We will introduce a power reduction technology for cameras enabling video surveillance where no commercial power supply is available. A low-power video transmission system will be demonstrated that is implemented by an optical transmission of the image sensor output signal. Our technology will realize a low-power camera system that is driven by small solar cells and a power supply over an optical fiber. Without needing commercial power supply infrastructure to be constructed , the low-power camera system will achieve video surveillance even in forests, under water, and in the shadows of buildings.
We will present techniques to configure and control remotely controllable APN transceivers that enable on‑demand, rapid provisioning of APN service and efficient maintenance operations, and introduce initiatives for their practical implementation and overseas deployment.

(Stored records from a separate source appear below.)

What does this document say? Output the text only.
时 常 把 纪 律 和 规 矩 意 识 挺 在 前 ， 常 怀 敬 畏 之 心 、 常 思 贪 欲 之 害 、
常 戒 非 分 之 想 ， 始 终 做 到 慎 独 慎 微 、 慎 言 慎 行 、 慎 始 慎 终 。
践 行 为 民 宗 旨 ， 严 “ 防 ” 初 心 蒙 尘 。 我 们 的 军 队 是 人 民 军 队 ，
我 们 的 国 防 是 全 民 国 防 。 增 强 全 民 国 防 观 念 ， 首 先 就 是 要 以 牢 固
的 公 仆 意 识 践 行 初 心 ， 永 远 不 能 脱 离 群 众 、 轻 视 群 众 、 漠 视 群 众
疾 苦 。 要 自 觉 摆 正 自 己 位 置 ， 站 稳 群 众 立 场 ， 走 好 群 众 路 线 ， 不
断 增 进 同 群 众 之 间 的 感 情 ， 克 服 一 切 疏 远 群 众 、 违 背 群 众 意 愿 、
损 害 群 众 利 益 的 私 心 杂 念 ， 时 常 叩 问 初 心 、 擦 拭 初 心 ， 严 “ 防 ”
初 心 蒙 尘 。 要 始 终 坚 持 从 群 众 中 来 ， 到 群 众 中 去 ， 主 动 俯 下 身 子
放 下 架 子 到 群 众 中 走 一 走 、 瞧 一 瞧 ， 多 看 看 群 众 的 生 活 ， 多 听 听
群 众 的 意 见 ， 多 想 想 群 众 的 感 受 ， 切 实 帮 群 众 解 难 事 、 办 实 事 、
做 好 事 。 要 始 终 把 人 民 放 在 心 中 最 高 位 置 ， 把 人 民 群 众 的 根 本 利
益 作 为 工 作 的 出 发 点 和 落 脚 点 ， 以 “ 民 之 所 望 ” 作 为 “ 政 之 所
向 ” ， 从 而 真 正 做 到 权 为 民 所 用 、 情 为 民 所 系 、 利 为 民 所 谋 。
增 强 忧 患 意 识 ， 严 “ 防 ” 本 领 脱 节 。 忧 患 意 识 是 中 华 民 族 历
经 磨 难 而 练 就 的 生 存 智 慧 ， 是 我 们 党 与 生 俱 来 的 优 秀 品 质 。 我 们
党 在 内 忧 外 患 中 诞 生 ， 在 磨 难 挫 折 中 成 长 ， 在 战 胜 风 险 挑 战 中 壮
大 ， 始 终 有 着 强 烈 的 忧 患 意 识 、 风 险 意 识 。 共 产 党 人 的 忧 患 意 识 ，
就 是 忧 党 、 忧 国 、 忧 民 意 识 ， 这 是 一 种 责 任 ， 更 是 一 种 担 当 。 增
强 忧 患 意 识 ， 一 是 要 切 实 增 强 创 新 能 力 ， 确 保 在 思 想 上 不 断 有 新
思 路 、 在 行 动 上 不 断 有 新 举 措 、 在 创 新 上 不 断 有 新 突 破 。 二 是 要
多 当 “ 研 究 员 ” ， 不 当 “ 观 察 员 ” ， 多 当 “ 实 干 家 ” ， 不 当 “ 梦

We will present a software‑defined industrial architecture that virtualizes industrial‑protocol functions on general‑purpose servers to enhance flexibility and interoperability. By modularly attaching and detaching driver components that abstract vendor‑specific differences and task models that standardize motion control, the architecture can accommodate a wide range of system configurations. This approach not only reduces the need for on‑site operations but also enables collaborative control with physical‑AI systems leveraging edge resources.
We will demonstrate a power-over-fiber-based sensing technology for non-electrified areas. By combining ultra-low-power intermittent operation with safe solid-state batteries, the system enables sensing without commercial power and supports service transfer from metal lines to fiber networks.